Something in me believes that these individuals have been put together for a purpose that is now. And the core of my passion about this comes from knowing one situation very intimately… looking in Hope’s huge terrified eyes, as she was hiding from her abusers promising her that I would do everything I could to keep her safe and that I knew God had a plan for her.
I don’t know what will be the outcome or timing of this, but I’m telling you all of this so you can pray with us about it. Along the way Mark has been listening to my fiery ‘sermons’ and outrage about the way things are and has listened as I’ve gotten carried away with the possibilities of what God might be doing through all the people I’ve met with passion for this like I have.
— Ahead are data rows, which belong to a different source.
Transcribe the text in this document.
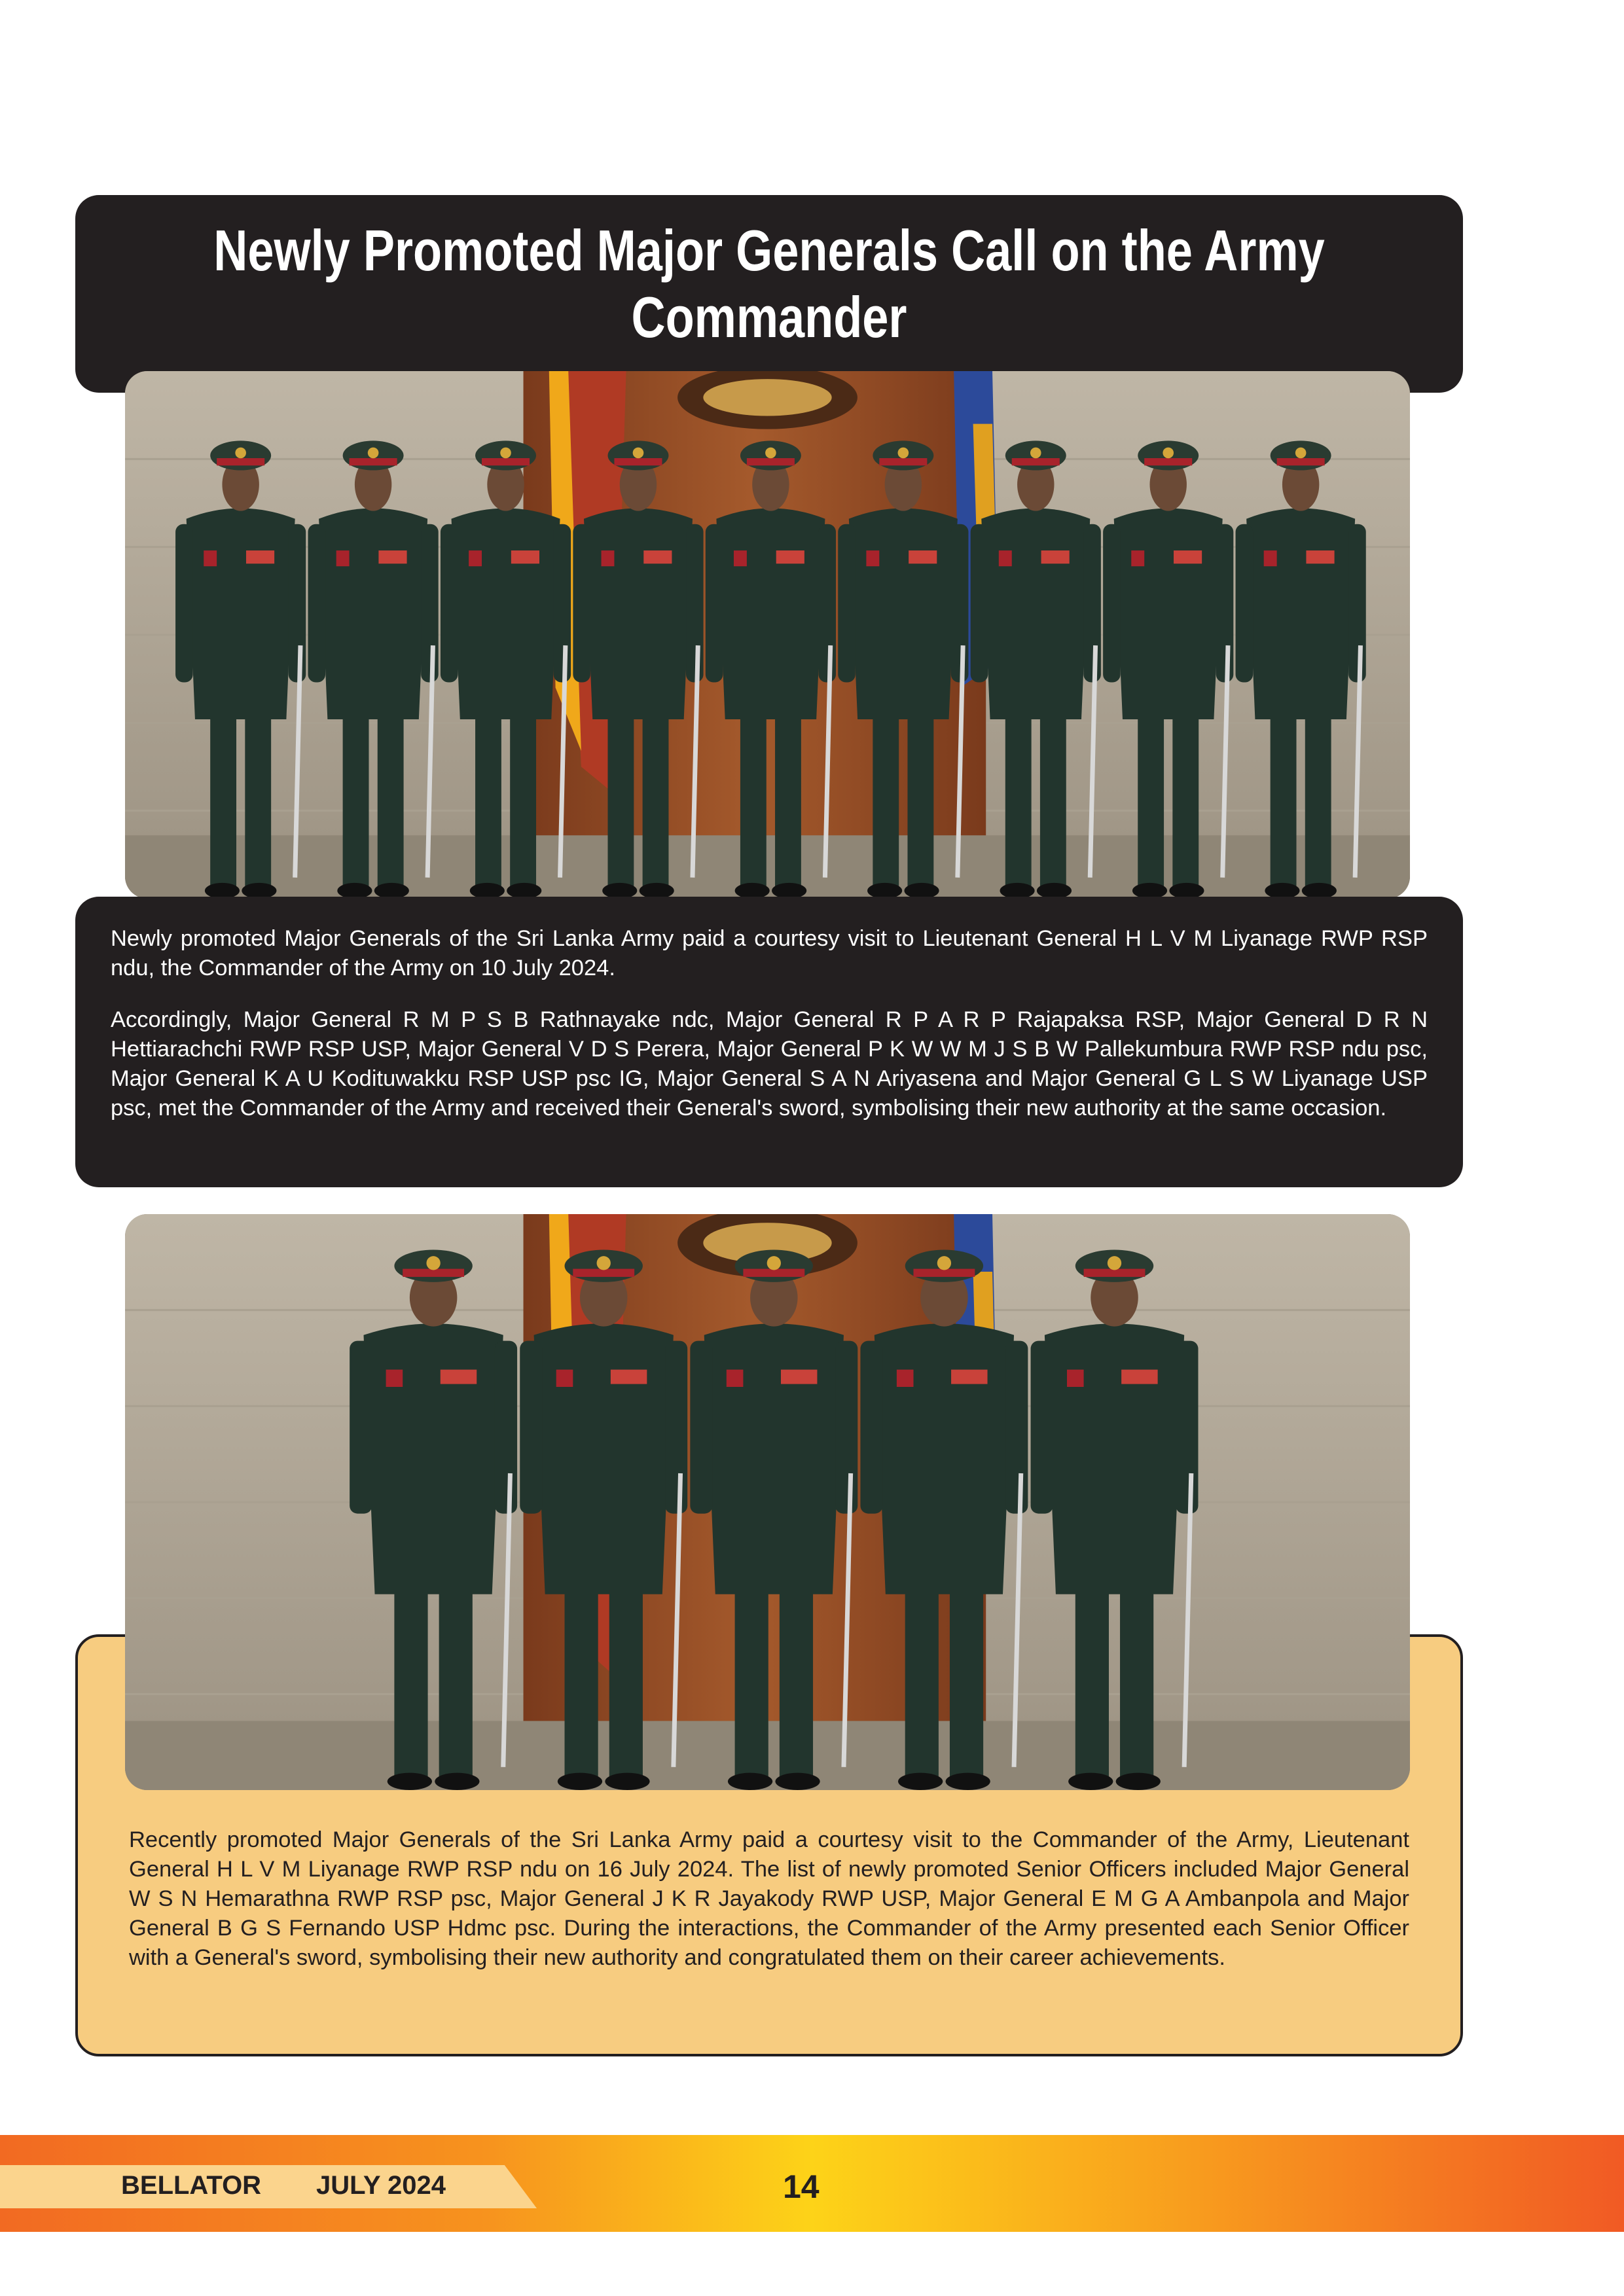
Newly Promoted Major Generals Call on the Army Commander

Newly promoted Major Generals of the Sri Lanka Army paid a courtesy visit to Lieutenant General H L V M Liyanage RWP RSP ndu, the Commander of the Army on 10 July 2024.

Accordingly, Major General R M P S B Rathnayake ndc, Major General R P A R P Rajapaksa RSP, Major General D R N Hettiarachchi RWP RSP USP, Major General V D S Perera, Major General P K W W M J S B W Pallekumbura RWP RSP ndu psc, Major General K A U Kodituwakku RSP USP psc IG, Major General S A N Ariyasena and Major General G L S W Liyanage USP psc, met the Commander of the Army and received their General's sword, symbolising their new authority at the same occasion.

Recently promoted Major Generals of the Sri Lanka Army paid a courtesy visit to the Commander of the Army, Lieutenant General H L V M Liyanage RWP RSP ndu on 16 July 2024. The list of newly promoted Senior Officers included Major General W S N Hemarathna RWP RSP psc, Major General J K R Jayakody RWP USP, Major General E M G A Ambanpola and Major General B G S Fernando USP Hdmc psc. During the interactions, the Commander of the Army presented each Senior Officer with a General's sword, symbolising their new authority and congratulated them on their career achievements.

BELLATOR JULY 2024	14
And mostly he just nods. But recently he’s been asking me how serious I am about this and has been wondering out loud if God wants us to do something about this…. To actually spearhead a mission to give opportunity to young girls whose lives have been desperately sad up till now and are on course to get worse.
If you have any comments or feedback on this can you please send it our way? We’re really asking God if this is something we should do. And if we were to do it, we’d have to have people from ‘outside’ behind it. We have small ways to generate income here, but it’s not enough to kick off and sustain something like this. Sometimes I think, ‘Oh great. Just what Africa needs... another bunch of do-gooders pouring money into a hole that never gets full.’ But I tell you, I know of these girls now… I’ve seen the ‘yucky’ of their lives. It’s miserable. I can’t let this go by without stepping forward and saying, ‘God, here I am. What do you want me to do?’ If He wants to do something with this He WILL! And He will use lots of us to do it. Thoughts please!!??
That’s about all I have room for in this letter. Sorry I’ve not brought much news from the kids. They are in heaven here on the ‘farm’. After our furlough I’m pretty sure we’ll be adding some animals to the area so the kids can learn about chores, gathering eggs, and such.
We plan to see as many of you as possible when we’re home! And my good husband has promised proper internet when we get back to Uganda… it’s now available in new, more reliable forms!!! So I’m looking forward to re-connecting with you and staying a little better connected!